Coluna do dia

Desembarque

Ex-senador Paulo Bauer está distribuindo um texto de despedida. Comunica a amigos e a interlocutores que está deixando a Secretaria Especial da Casa Civil do governo Jair Bolsonaro. O tucano ressalta que pretende ser candidato a prefeito de Joinville, desafio que exige a desincompatibilização de cargos públicos até o começo de abril. Depois desse período na antessala da Presidência da República, Bauer poderá usar a proximidade com Bolsonaro na campanha à prefeitura da maior cidade do estado, que ele vislumbra como forma de voltar ao cenário político estadual.

A saída do catarinense do cargo ocorre em meio a grande turbulência envolvendo o titular da pasta, Onyx Lorenzoni. A Casa Civil foi esvaziada a partir de alguns movimentos presidenciais. Primeiro, Jair Bolsonaro passou a articulação política ao general Luiz Eduardo Ramos. Nos bastidores, Onyx segue articulando, mas, oficialmente, perdeu o poder de negociação junto ao Congresso.
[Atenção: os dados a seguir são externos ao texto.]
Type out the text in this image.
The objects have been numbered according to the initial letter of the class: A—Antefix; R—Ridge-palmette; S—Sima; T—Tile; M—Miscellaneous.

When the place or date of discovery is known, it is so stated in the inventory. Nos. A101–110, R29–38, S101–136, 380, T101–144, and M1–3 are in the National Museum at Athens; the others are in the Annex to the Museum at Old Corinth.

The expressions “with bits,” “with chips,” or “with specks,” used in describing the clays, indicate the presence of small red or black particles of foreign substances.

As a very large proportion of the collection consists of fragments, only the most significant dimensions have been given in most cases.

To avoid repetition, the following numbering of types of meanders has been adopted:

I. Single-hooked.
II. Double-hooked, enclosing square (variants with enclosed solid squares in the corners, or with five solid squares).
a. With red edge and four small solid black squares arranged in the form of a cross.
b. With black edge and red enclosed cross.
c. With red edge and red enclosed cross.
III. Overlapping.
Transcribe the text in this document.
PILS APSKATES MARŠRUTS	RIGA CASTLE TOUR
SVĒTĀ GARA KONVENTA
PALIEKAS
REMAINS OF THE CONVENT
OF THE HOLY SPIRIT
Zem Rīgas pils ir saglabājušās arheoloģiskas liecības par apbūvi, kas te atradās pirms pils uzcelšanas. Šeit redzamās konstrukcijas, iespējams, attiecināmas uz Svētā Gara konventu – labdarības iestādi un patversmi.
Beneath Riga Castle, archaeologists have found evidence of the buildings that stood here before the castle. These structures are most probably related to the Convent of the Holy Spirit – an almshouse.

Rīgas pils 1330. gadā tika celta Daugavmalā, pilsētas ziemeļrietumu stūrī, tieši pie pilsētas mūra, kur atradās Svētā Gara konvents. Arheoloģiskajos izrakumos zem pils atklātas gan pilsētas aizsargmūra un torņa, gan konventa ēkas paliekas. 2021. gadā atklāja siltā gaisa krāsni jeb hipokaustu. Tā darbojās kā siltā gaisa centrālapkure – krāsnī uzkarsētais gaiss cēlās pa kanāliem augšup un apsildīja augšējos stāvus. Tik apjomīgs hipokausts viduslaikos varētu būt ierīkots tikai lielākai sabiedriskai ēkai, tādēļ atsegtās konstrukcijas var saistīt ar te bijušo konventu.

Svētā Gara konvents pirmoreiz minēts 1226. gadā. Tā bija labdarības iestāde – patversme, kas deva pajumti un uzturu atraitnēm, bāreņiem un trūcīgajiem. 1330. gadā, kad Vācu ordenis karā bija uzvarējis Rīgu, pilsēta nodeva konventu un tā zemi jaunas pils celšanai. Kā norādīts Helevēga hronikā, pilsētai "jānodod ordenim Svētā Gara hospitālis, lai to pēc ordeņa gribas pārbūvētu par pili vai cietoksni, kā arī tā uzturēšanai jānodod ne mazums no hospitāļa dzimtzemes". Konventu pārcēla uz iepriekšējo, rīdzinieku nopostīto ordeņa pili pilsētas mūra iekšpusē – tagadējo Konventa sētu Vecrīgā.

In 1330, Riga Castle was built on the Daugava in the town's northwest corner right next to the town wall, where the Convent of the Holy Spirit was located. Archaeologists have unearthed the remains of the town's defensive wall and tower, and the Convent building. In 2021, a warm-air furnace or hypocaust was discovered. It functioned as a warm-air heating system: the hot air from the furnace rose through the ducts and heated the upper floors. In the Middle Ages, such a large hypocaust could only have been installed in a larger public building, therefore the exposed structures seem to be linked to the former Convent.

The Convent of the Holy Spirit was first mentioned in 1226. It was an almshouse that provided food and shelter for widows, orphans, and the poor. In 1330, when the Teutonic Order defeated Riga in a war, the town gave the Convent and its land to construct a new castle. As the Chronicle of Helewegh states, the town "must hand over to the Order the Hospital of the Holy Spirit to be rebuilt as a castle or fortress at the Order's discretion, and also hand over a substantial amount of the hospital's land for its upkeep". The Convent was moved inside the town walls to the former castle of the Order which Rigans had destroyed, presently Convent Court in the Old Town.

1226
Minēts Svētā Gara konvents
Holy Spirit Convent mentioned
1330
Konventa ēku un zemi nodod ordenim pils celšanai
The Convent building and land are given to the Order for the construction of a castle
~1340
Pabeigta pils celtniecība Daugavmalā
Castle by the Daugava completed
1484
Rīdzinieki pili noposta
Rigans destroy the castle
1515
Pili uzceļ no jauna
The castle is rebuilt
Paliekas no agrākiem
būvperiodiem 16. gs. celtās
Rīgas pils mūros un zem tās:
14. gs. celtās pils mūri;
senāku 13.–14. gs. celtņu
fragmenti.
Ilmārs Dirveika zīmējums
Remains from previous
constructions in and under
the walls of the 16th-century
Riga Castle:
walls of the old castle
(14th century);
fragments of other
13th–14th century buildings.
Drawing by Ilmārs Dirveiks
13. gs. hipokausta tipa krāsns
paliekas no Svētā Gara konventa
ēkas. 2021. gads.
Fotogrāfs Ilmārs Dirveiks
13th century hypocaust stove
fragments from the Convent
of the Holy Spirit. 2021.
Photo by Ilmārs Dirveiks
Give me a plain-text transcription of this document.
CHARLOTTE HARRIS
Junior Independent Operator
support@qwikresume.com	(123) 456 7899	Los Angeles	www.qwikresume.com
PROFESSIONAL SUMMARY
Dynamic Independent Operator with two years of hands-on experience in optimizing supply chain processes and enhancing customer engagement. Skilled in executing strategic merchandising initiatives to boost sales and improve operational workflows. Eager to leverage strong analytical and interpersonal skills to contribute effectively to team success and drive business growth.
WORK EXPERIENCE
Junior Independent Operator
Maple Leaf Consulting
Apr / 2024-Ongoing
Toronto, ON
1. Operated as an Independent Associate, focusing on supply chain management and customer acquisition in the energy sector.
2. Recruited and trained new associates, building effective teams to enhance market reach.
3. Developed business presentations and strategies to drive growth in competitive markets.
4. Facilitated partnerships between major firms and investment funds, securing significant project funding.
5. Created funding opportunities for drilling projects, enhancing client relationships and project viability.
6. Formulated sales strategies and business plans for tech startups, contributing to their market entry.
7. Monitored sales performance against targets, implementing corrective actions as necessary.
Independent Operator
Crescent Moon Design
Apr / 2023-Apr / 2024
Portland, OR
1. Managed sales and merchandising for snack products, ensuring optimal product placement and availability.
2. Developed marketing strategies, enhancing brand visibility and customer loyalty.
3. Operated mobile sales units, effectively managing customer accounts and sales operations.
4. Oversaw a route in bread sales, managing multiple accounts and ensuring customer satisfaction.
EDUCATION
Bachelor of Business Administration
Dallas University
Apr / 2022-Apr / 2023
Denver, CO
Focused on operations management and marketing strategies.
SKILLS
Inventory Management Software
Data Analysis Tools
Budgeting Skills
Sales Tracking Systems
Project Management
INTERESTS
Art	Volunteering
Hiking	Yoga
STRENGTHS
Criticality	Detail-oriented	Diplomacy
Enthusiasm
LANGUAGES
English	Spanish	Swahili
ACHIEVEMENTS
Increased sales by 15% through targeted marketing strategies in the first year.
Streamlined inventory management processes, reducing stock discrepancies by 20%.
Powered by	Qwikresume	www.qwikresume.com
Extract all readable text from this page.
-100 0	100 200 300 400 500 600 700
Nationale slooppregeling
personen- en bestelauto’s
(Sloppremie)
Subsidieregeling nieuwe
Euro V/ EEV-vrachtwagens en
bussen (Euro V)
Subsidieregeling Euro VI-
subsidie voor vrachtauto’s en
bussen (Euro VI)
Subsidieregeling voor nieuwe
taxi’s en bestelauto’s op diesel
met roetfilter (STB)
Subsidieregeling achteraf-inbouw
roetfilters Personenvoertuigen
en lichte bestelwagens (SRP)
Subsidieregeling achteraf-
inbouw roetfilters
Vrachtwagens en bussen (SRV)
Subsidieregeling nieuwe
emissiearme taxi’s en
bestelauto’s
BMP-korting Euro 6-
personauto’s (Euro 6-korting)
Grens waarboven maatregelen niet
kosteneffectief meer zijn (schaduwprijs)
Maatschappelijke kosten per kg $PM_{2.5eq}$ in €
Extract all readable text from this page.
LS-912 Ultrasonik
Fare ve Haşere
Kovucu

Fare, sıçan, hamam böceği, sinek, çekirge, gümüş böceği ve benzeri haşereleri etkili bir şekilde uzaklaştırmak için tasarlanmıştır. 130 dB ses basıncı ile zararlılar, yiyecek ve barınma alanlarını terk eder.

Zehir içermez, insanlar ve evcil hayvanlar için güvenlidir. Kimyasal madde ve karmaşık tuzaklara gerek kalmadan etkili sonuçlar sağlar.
Mais recentemente, o presidente transferiu da Casa Civil ao Ministério da Economia o portentoso Programa de Parcerias e Investimentos (PPI), deixando o ministro e o próprio Paulo Bauer praticamente sem funções. Nos bastidores, avalia-se que Bauer pode estar se antecipando à queda de Onyx Lorenzoni.

FRASE

“Reestruturação administrativa interna que está em andamento na Casa Civil me obrigaria a permanecer integralmente em Brasília, tornando minhas viagens à SC restritas, o que seria incompatível com a necessidade de convivência com meus filhos e demais familiares; com atividades empresariais que pretendo desenvolver e especialmente com as ações políticas que desejo realizar em Joinville, onde avalio a possibilidade de uma candidatura a Prefeito Municipal.” Paulo Bauer, em comunicado sobre sua saída da Casa Civil da Presidência

Corporativismo

O Plenário da Câmara dos Deputados rejeitou o afastamento do deputado Wilson Santiago (PTB-PB) determinado pelo ministro do Supremo Tribunal Federal (STF) Celso de Mello. Assim, o parlamentar pode voltar a exercer seu mandato, pois perde validade a medida cautelar do Supremo que o afastou em dezembro do ano passado.

Goleada

Foram 233 votos a favor do parecer do relator, deputado Marcelo Ramos (PL-AM), que foi contrário ao afastamento. Outros 170 deputados votaram por manter o afastamento de Wilson Santiago. Para manter a decisão do ministro do STF, seriam necessários 257 votos a favor do afastamento (contra o parecer do relator).

Placar de SC

De Santa Catarina, 14 deputados votaram. Três foram favoráveis ao deputado Santiago, denunciado por corrupção. Na prática, seus colegas lhe devolveram o mandato. Pelo despacho do ministro do STF, o parlamentar colocou- se “a serviço de uma agenda criminosa.”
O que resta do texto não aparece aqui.